In the spirit of Thanksgiving, I am writing about two cool things this week. No crazy.

Cool #1.
When your husband is overseas for the week leading up to Thanksgiving and you are the host everyone is counting on, it's time to delegate. My first cool item is help.

The yard crew came on Monday and a group of five men accomplished in twenty minutes what would have taken Jon hours and hours to tackle. They even edged the beds which classes up the place like nobody's business. 

The best part? All those leaves leave. They load them in their truck and buh-bye. Around here, we are supposed to rake to the street and then the scary leaf eater comes by when it damn well feels like it and sucks up (most of) the messy pile.

As lame as the leaf eater may seem, in Baltimore, we had to rake and then bag. That was the worst. Making small mounds all over the yard, then stuffing those mounds into garbage bags. Leaves up your sleeves. So tedious.

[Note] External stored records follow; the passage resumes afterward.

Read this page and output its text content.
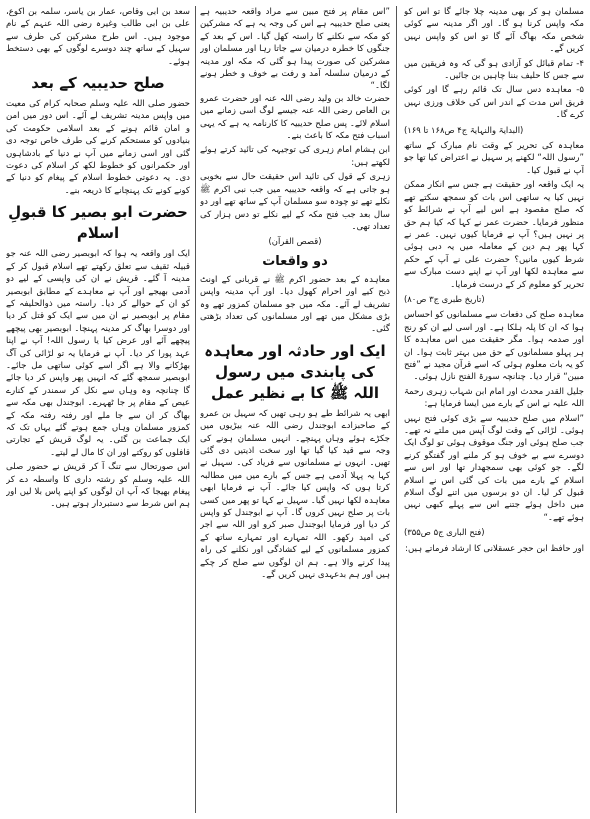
مسلمان ہو کر بھی مدینہ چلا جائے گا تو اس کو مکہ واپس کرنا ہو گا۔ اور اگر مدینہ سے کوئی شخص مکہ بھاگ آئے گا تو اس کو واپس نہیں کریں گے۔

۴- تمام قبائل کو آزادی ہو گی کہ وہ فریقین میں سے جس کا حلیف بننا چاہیں بن جائیں۔

۵- معاہدہ دس سال تک قائم رہے گا اور کوئی فریق اس مدت کے اندر اس کی خلاف ورزی نہیں کرے گا۔

(البدایۃ والنہایۃ ج۴ ص۱۶۸ تا ۱۶۹)

معاہدہ کی تحریر کے وقت نام مبارک کے ساتھ ”رسول اللہ“ لکھنے پر سہیل نے اعتراض کیا تھا جو آپ نے قبول کیا۔

یہ ایک واقعہ اور حقیقت ہے جس سے انکار ممکن نہیں کیا یہ ساتھی اس بات کو سمجھ سکتے تھے کہ صلح مقصود ہے اس لیے آپ نے شرائط کو منظور فرمایا۔ حضرت عمر نے کہا کہ کیا ہم حق پر نہیں ہیں؟ آپ نے فرمایا کیوں نہیں۔ عمر نے کہا پھر ہم دین کے معاملہ میں یہ دبی ہوئی شرط کیوں مانیں؟ حضرت علی نے آپ کے حکم سے معاہدہ لکھا اور آپ نے اپنے دست مبارک سے تحریر کو معلوم کر کے درست فرمایا۔

(تاریخ طبری ج۳ ص۸۰)

معاہدہ صلح کی دفعات سے مسلمانوں کو احساس ہوا کہ ان کا پلہ ہلکا ہے۔ اور اسی لیے ان کو رنج اور صدمہ ہوا۔ مگر حقیقت میں اس معاہدہ کا ہر پہلو مسلمانوں کے حق میں بہتر ثابت ہوا۔ ان کو یہ بات معلوم ہوئی کہ اسے قرآن مجید نے ”فتح مبین“ قرار دیا۔ چنانچہ سورۃ الفتح نازل ہوئی۔

جلیل القدر محدث اور امام ابن شہاب زہری رحمۃ اللہ علیہ نے اس کے بارے میں ایسا فرمایا ہے:

”اسلام میں صلح حدیبیہ سے بڑی کوئی فتح نہیں ہوئی۔ لڑائی کے وقت لوگ آپس میں ملتے نہ تھے۔ جب صلح ہوئی اور جنگ موقوف ہوئی تو لوگ ایک دوسرے سے بے خوف ہو کر ملنے اور گفتگو کرنے لگے۔ جو کوئی بھی سمجھدار تھا اور اس سے اسلام کے بارے میں بات کی گئی اس نے اسلام قبول کر لیا۔ ان دو برسوں میں اتنے لوگ اسلام میں داخل ہوئے جتنے اس سے پہلے کبھی نہیں ہوئے تھے۔“

(فتح الباری ج۵ ص۳۵۵)

اور حافظ ابن حجر عسقلانی کا ارشاد فرماتے ہیں:

”اس مقام پر فتح مبین سے مراد واقعہ حدیبیہ ہے یعنی صلح حدیبیہ ہے اس کی وجہ یہ ہے کہ مشرکین کو مکہ سے نکلنے کا راستہ کھل گیا۔ اس کے بعد کے جنگوں کا خطرہ درمیان سے جاتا رہا اور مسلمان اور مشرکین کی صورت پیدا ہو گئی کہ مکہ اور مدینہ کے درمیان سلسلہ آمد و رفت بے خوف و خطر ہونے لگا۔“

حضرت خالد بن ولید رضی اللہ عنہ اور حضرت عمرو بن العاص رضی اللہ عنہ جیسے لوگ اسی زمانے میں اسلام لائے۔ پس صلح حدیبیہ کا کارنامہ یہ ہے کہ یہی اسباب فتح مکہ کا باعث بنے۔

ابن ہشام امام زہری کی توجیہہ کی تائید کرتے ہوئے لکھتے ہیں:

زہری کے قول کی تائید اس حقیقت حال سے بخوبی ہو جاتی ہے کہ واقعہ حدیبیہ میں جب نبی اکرم ﷺ نکلے تھے تو چودہ سو مسلمان آپ کے ساتھ تھے اور دو سال بعد جب فتح مکہ کے لیے نکلے تو دس ہزار کی تعداد تھی۔

(قصص القرآن)

دو واقعات

معاہدہ کے بعد حضور اکرم ﷺ نے قربانی کے اونٹ ذبح کیے اور احرام کھول دیا۔ اور آپ مدینہ واپس تشریف لے آئے۔ مکہ میں جو مسلمان کمزور تھے وہ بڑی مشکل میں تھے اور مسلمانوں کی تعداد بڑھتی گئی۔

ایک اور حادثہ اور معاہدہ کی پابندی میں رسول اللہ ﷺ کا بے نظیر عمل

ابھی یہ شرائط طے ہو رہی تھیں کہ سہیل بن عمرو کے صاحبزادے ابوجندل رضی اللہ عنہ بیڑیوں میں جکڑے ہوئے وہاں پہنچے۔ انہیں مسلمان ہونے کی وجہ سے قید کیا گیا تھا اور سخت اذیتیں دی گئی تھیں۔ انہوں نے مسلمانوں سے فریاد کی۔ سہیل نے کہا یہ پہلا آدمی ہے جس کے بارے میں میں مطالبہ کرتا ہوں کہ واپس کیا جائے۔ آپ نے فرمایا ابھی معاہدہ لکھا نہیں گیا۔ سہیل نے کہا تو پھر میں کسی بات پر صلح نہیں کروں گا۔ آپ نے ابوجندل کو واپس کر دیا اور فرمایا ابوجندل صبر کرو اور اللہ سے اجر کی امید رکھو۔ اللہ تمہارے اور تمہارے ساتھ کے کمزور مسلمانوں کے لیے کشادگی اور نکلنے کی راہ پیدا کرنے والا ہے۔ ہم ان لوگوں سے صلح کر چکے ہیں اور ہم بدعہدی نہیں کریں گے۔

سعد بن ابی وقاص، عمار بن یاسر، سلمہ بن اکوع، علی بن ابی طالب وغیرہ رضی اللہ عنہم کے نام موجود ہیں۔ اس طرح مشرکین کی طرف سے سہیل کے ساتھ چند دوسرے لوگوں کے بھی دستخط ہوئے۔

صلح حدیبیہ کے بعد

حضور صلی اللہ علیہ وسلم صحابہ کرام کی معیت میں واپس مدینہ تشریف لے آئے۔ اس دور میں امن و امان قائم ہونے کے بعد اسلامی حکومت کی بنیادوں کو مستحکم کرنے کی طرف خاص توجہ دی گئی اور اسی زمانے میں آپ نے دنیا کے بادشاہوں اور حکمرانوں کو خطوط لکھ کر اسلام کی دعوت دی۔ یہ دعوتی خطوط اسلام کے پیغام کو دنیا کے کونے کونے تک پہنچانے کا ذریعہ بنے۔

حضرت ابو بصیر کا قبولِ اسلام

ایک اور واقعہ یہ ہوا کہ ابوبصیر رضی اللہ عنہ جو قبیلہ ثقیف سے تعلق رکھتے تھے اسلام قبول کر کے مدینہ آ گئے۔ قریش نے ان کی واپسی کے لیے دو آدمی بھیجے اور آپ نے معاہدے کے مطابق ابوبصیر کو ان کے حوالے کر دیا۔ راستہ میں ذوالحلیفہ کے مقام پر ابوبصیر نے ان میں سے ایک کو قتل کر دیا اور دوسرا بھاگ کر مدینہ پہنچا۔ ابوبصیر بھی پیچھے پیچھے آئے اور عرض کیا یا رسول اللہ! آپ نے اپنا عہد پورا کر دیا۔ آپ نے فرمایا یہ تو لڑائی کی آگ بھڑکانے والا ہے اگر اسے کوئی ساتھی مل جائے۔ ابوبصیر سمجھ گئے کہ انہیں پھر واپس کر دیا جائے گا چنانچہ وہ وہاں سے نکل کر سمندر کے کنارے عیص کے مقام پر جا ٹھہرے۔ ابوجندل بھی مکہ سے بھاگ کر ان سے جا ملے اور رفتہ رفتہ مکہ کے کمزور مسلمان وہاں جمع ہوتے گئے یہاں تک کہ ایک جماعت بن گئی۔ یہ لوگ قریش کے تجارتی قافلوں کو روکتے اور ان کا مال لے لیتے۔

اس صورتحال سے تنگ آ کر قریش نے حضور صلی اللہ علیہ وسلم کو رشتہ داری کا واسطہ دے کر پیغام بھیجا کہ آپ ان لوگوں کو اپنے پاس بلا لیں اور ہم اس شرط سے دستبردار ہوتے ہیں۔
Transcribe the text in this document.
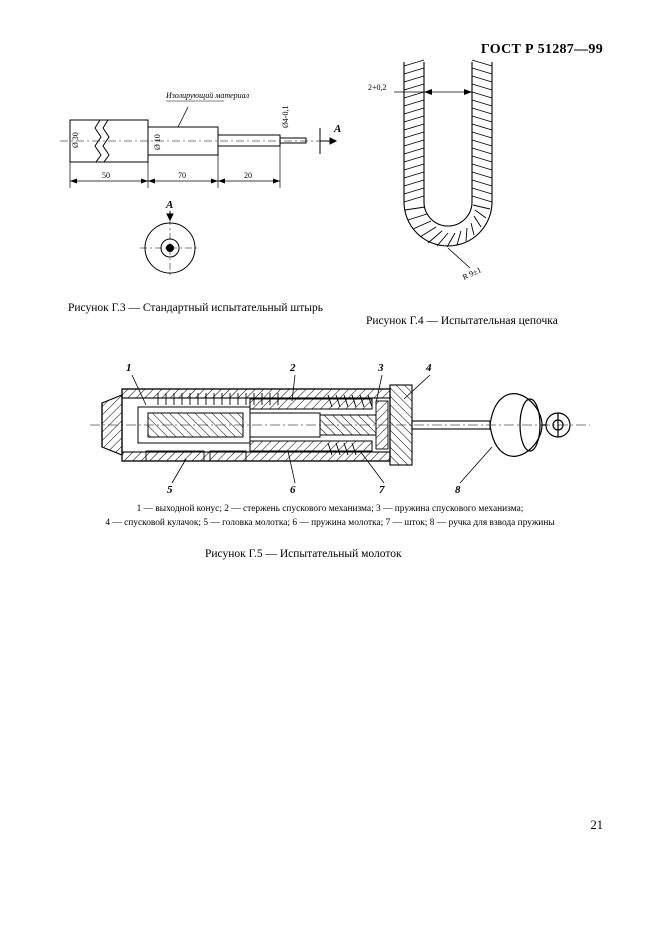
ГОСТ Р 51287—99
Изолирующий материал
Ø 30	Ø 10
Ø4-0,1
A
50	70	20
A
Рисунок Г.3 — Стандартный испытательный штырь
2+0,2
R 9±1
Рисунок Г.4 — Испытательная цепочка
1	2	3	4
5	6	7	8
1 — выходной конус; 2 — стержень спускового механизма; 3 — пружина спускового механизма;
4 — спусковой кулачок; 5 — головка молотка; 6 — пружина молотка; 7 — шток; 8 — ручка для взвода пружины
Рисунок Г.5 — Испытательный молоток
21
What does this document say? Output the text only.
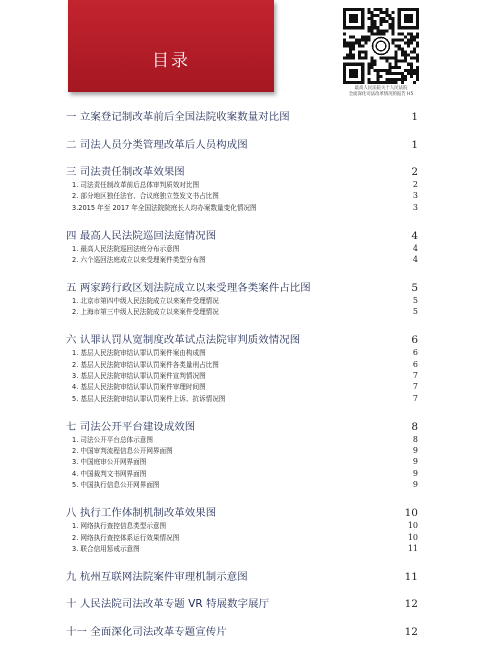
目录
最高人民法院关于人民法院
全面深化司法改革情况的报告 H5
一 立案登记制改革前后全国法院收案数量对比图	1
二 司法人员分类管理改革后人员构成图	1
三 司法责任制改革效果图	2
1. 司法责任制改革前后总体审判质效对比图	2
2. 部分地区独任法官、合议庭独立签发文书占比图	3
3.2015 年至 2017 年全国法院院庭长人均办案数量变化情况图	3
四 最高人民法院巡回法庭情况图	4
1. 最高人民法院巡回法庭分布示意图	4
2. 六个巡回法庭成立以来受理案件类型分布图	4
五 两家跨行政区划法院成立以来受理各类案件占比图	5
1. 北京市第四中级人民法院成立以来案件受理情况	5
2. 上海市第三中级人民法院成立以来案件受理情况	5
六 认罪认罚从宽制度改革试点法院审判质效情况图	6
1. 基层人民法院审结认罪认罚案件案由构成图	6
2. 基层人民法院审结认罪认罚案件各类量刑占比图	6
3. 基层人民法院审结认罪认罚案件宣判情况图	7
4. 基层人民法院审结认罪认罚案件审理时间图	7
5. 基层人民法院审结认罪认罚案件上诉、抗诉情况图	7
七 司法公开平台建设成效图	8
1. 司法公开平台总体示意图	8
2. 中国审判流程信息公开网界面图	9
3. 中国庭审公开网界面图	9
4. 中国裁判文书网界面图	9
5. 中国执行信息公开网界面图	9
八 执行工作体制机制改革效果图	10
1. 网络执行查控信息类型示意图	10
2. 网络执行查控体系运行效果情况图	10
3. 联合信用惩戒示意图	11
九 杭州互联网法院案件审理机制示意图	11
十 人民法院司法改革专题 VR 特展数字展厅	12
十一 全面深化司法改革专题宣传片	12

The fabulous house cleaners came on Wednesday. I love them. They tie the ends of the toilet paper into little roses. It makes me happy beyond description.

Yeah for help!

Cool #2.
If you know me at all, you could conclude that the latest PBS/Ken Burns documentary is exactly what I live for. 

The Dust Bowl is fantastic. Amazing. So sad, but cool because it puts everything into perspective. A broken oven on Thanksgiving. Not cool. (Literally and figuratively.) Losing your children to dust pneumonia. Total devastation. Watch it and try to empathize. Just try. The footage is mesmerizing, the interviews are heartbreaking. Watch it! Watch it! 

(Unless you're like Jon, "king of the rom-com," who believes anything upsetting - fact or fiction - is a complete waste of time. Then I advise you to steer clear and blast more football.)